Hmm. So what does that do to my "I am he as you are he as you are me and we are all together" philosophy? Seriously, my week from Sunday evening right up to the deadline Wednesday noon was spent writing a paper according to the guidelines of Harvard University on Stephen C. Pepper's exposition of contextualism--better known as pragmatism--and how it highlights the work of the contemporary theorist J.T. Fraser who has written (among his many books) Time, Conflict, and Human Values, an exhaustive treatise on the different levels of temporality as informed by both the fields of physics as well as philosophy. The current draft of that paper clocks in at sixteen pages and in that same number of days, I wrote and then cut another eighteen pages that did not seem relevant to the narrower scope of my topic. Coming in "off the road" like that--literally turning it in without having proofread it myself and then, after class, immediately starting in on the newsletter--you can well understand why something that was a little more down-to-earth would appeal to me. In fact, I had no idea what I was going to write but after committing the matter to prayer, I felt that my account was exactly what was appropriate: it was not "skimping" and yet it did not require hours and hours more of additional research and heavy thought.
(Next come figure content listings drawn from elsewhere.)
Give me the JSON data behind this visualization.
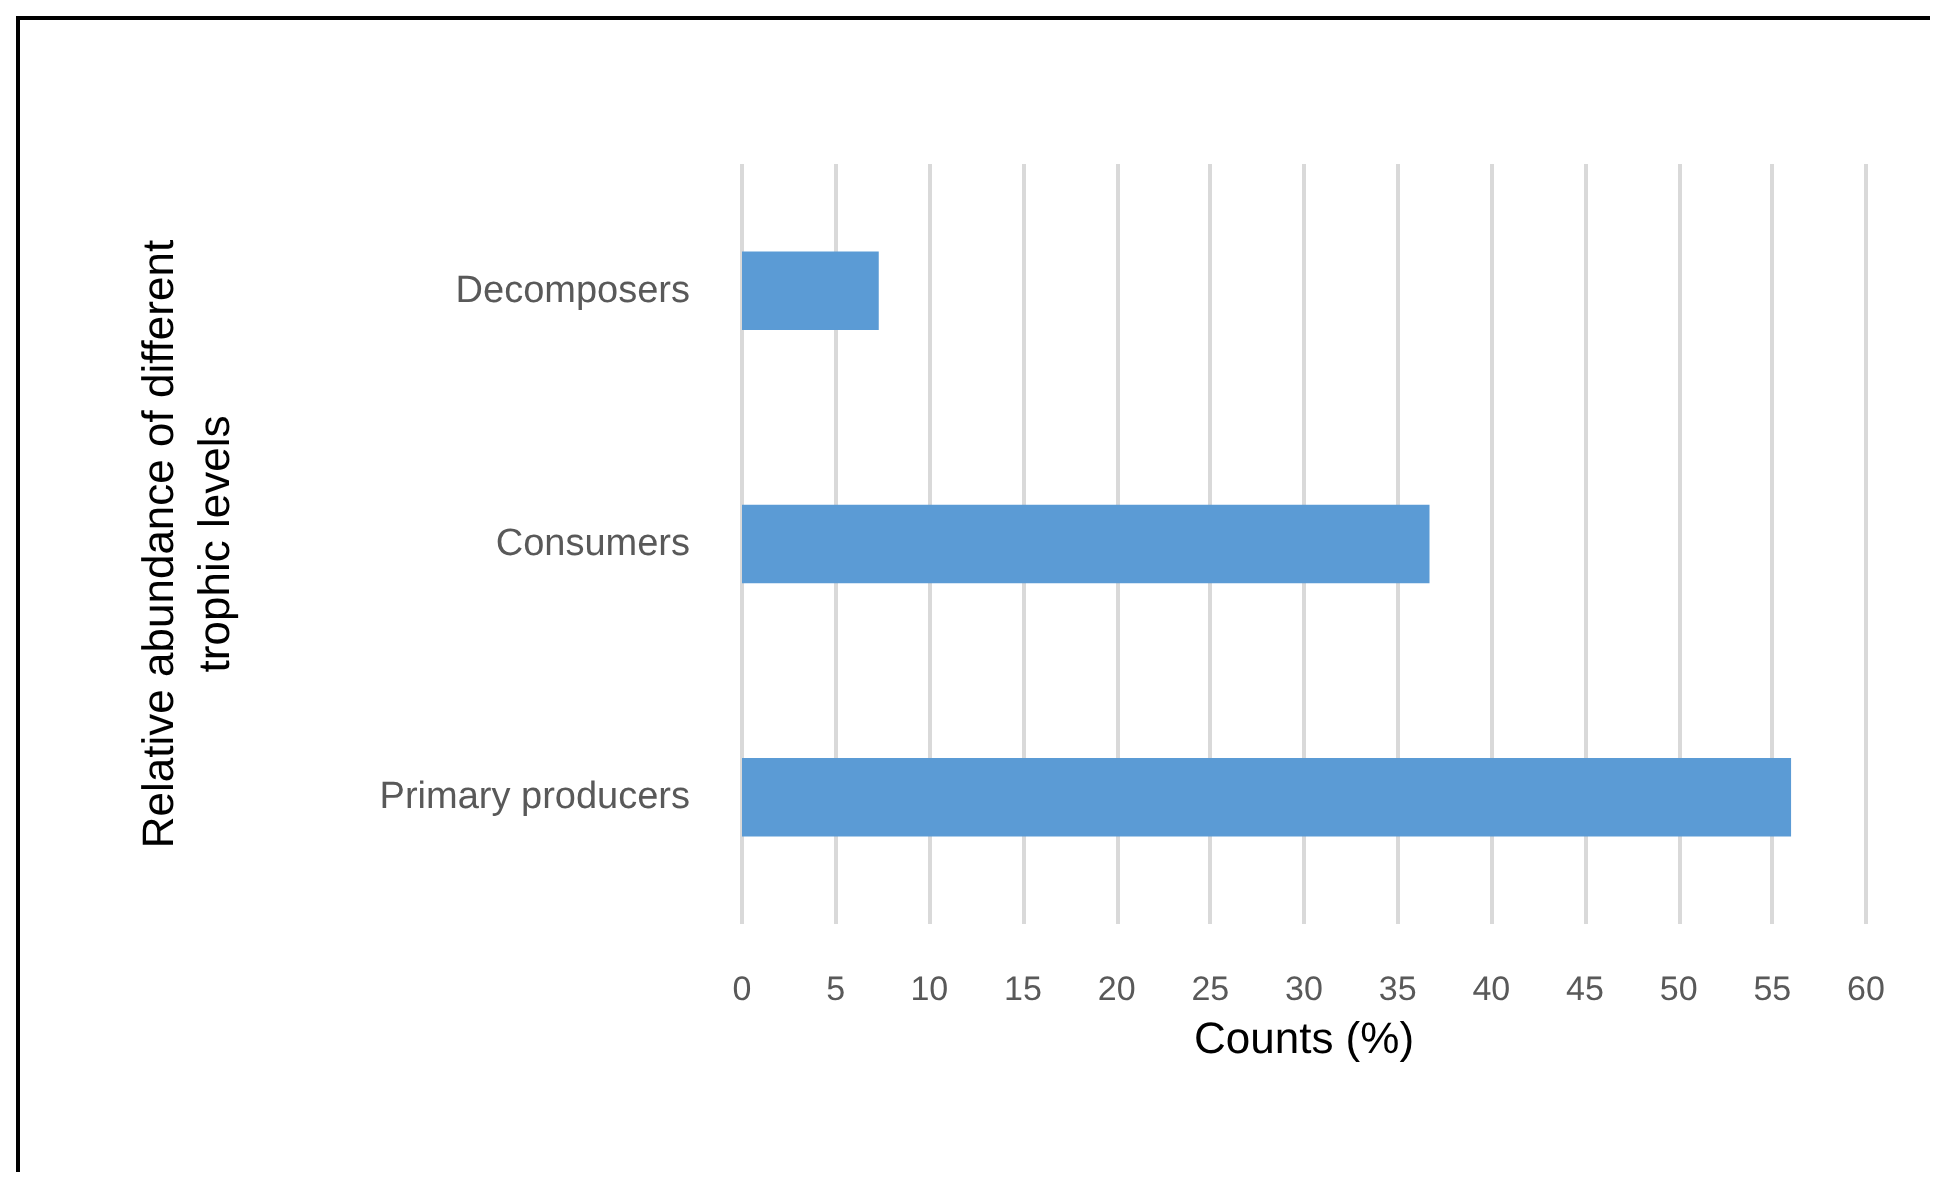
{
  "chart_data": {
    "type": "bar",
    "orientation": "horizontal",
    "xlabel": "Counts (%)",
    "ylabel": "Relative abundance of different\ntrophic levels",
    "categories": [
      "Decomposers",
      "Consumers",
      "Primary producers"
    ],
    "values": [
      7.3,
      36.7,
      56.0
    ],
    "color": "#5b9bd5",
    "xlim": [
      0,
      60
    ],
    "xticks": [
      0,
      5,
      10,
      15,
      20,
      25,
      30,
      35,
      40,
      45,
      50,
      55,
      60
    ],
    "grid": "x"
  }
}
Ironically, all the newsletters as of late have been somewhat inversely proportional to my life at large, which has been even more intellectual and academic than ever. They are, in some ways, my attempts to balance myself: to find normality in the insanity of theory piled on theory and the writing of books of which there is no end. Hence, you can see why designing websites would not only be a delightful diversion--a form of procrastination--but would offer me some excellent fodder to create an admittedly rather melodramatic recounting that says that though even religion often tries to force us in some kind of little box where we feel we have to clean ourselves up before God will accept us, the truth is that each of us is created special and unique and the best gift that we can offer to God or to anybody else is just ourselves, as we are, no frills pretended or strings appended. :)

That, then, is the "rest of the story" as Paul Harvey would say: the accounting behind the narrative account in Circles in a World of Squares.